Empathy emerges as fraught; it can't exist solely as a virtue because of the ways in which we unevenly practice it. Jamison models empathy while simultaneously scrutinizing and analyzing cultural expectations of empathy. She distrusts her own impulses and reactions to those she writes about. Who do we have empathy for? Who do we deny empathy to? Is empathy finite? What does it mean to open ourselves up to other people's pain? Can empathy be narcissistic? Jamison carefully documents the temptation to dwell in the wounds of another and to imagine that we were the wounded. Danger lies in dwelling in another's pain as a way to think about only yourself. Empathy can slip into voyeurism and self-involvement—but it doesn't have to.
The Empathy Exams is a well-deserved critique of those who dismiss all types of people in pain, especially those who perform pain: "cutters," for example. In discussing the hate directed toward cutters, Jamison reminds us that performed pain is still pain. People are wounded, whether they harm themselves or are harmed in some other way. Should our empathy be bound to notions of what authentic pain might be? No. Does compassion have firm limits? I hope not.
Jamison also counters the desire to secure the pained in tidy narratives of redemption, sacrifice, and loneliness. Take, for example, her essay on those afflicted with Morgellons disease, in which the main symptom is strange fibers or hairs emerging from the skin. Patients also described itching, sores, fatigue, and the sensation of insects crawling under their skin, so they scratched, burned, picked, and even electrocuted their flesh to dig these foreign objects out. The medical establishment, however, believed Morgellons was not a real disease but rather a delusional disorder with phantom parasites. In response, "Morgies" organized to document the reality of their affliction by using high-powered microscopes to find fibers and to talk to one another about how their bodies betrayed them. They took samples to their doctors. They hunted for any evidence to prove what ails them. Jamison captures the horror of their condition: "They are covered in records—fossils or ruins—of the open, oozing things that once were." She wants to believe them while recognizing that she cannot support them in the ways that they require. She agonizes, "But compassion isn't the same thing as belief. This isn't a lesson I want to learn."

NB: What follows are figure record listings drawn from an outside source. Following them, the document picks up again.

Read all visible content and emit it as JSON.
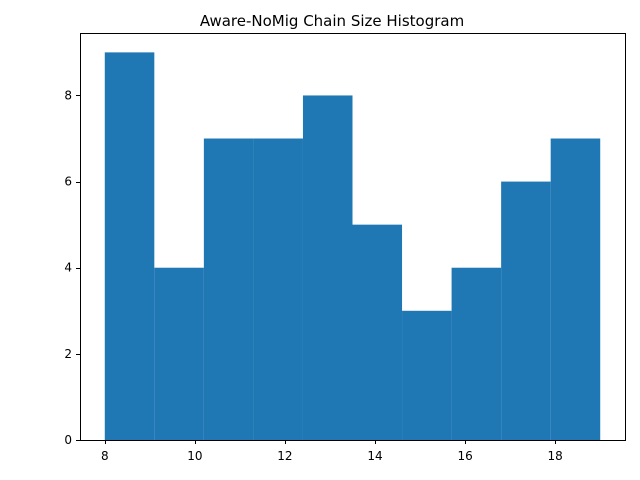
{
  "chart_data": {
    "type": "bar",
    "title": "Aware-NoMig Chain Size Histogram",
    "xlabel": "",
    "ylabel": "",
    "bin_edges": [
      8,
      9.1,
      10.2,
      11.3,
      12.4,
      13.5,
      14.6,
      15.7,
      16.8,
      17.9,
      19
    ],
    "values": [
      9,
      4,
      7,
      7,
      8,
      5,
      3,
      4,
      6,
      7
    ],
    "xlim": [
      7.45,
      19.55
    ],
    "ylim": [
      0,
      9.45
    ],
    "xticks": [
      8,
      10,
      12,
      14,
      16,
      18
    ],
    "yticks": [
      0,
      2,
      4,
      6,
      8
    ],
    "grid": false,
    "bar_color": "#1f77b4"
  }
}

What I admire the most about Jamison is her refusal to make humans into caricatures for the sake of coherence, closure, or a "good" story. We meander with her as she confronts trauma, mundane and life-altering; we pivot back and forth between the hurt of her subjects and her own wrangling with pain. She tells us that "[w]e are porous." We become caught up in the pain of others. Jamison helps us understand how woundedness can be both public and private. Sometimes, we want our pain to be obvious; sometimes we can't make it come into view. This collection is mesmerizing and heart-rending, as the particularity of pain becomes palpable. I flinched at the stark descriptions of physical and mental anguish. I cried for those who suffered. I wondered about how my own traumas weigh upon body and mind. I assessed my own wounds. This book made me uneasy, and it was intended to do so.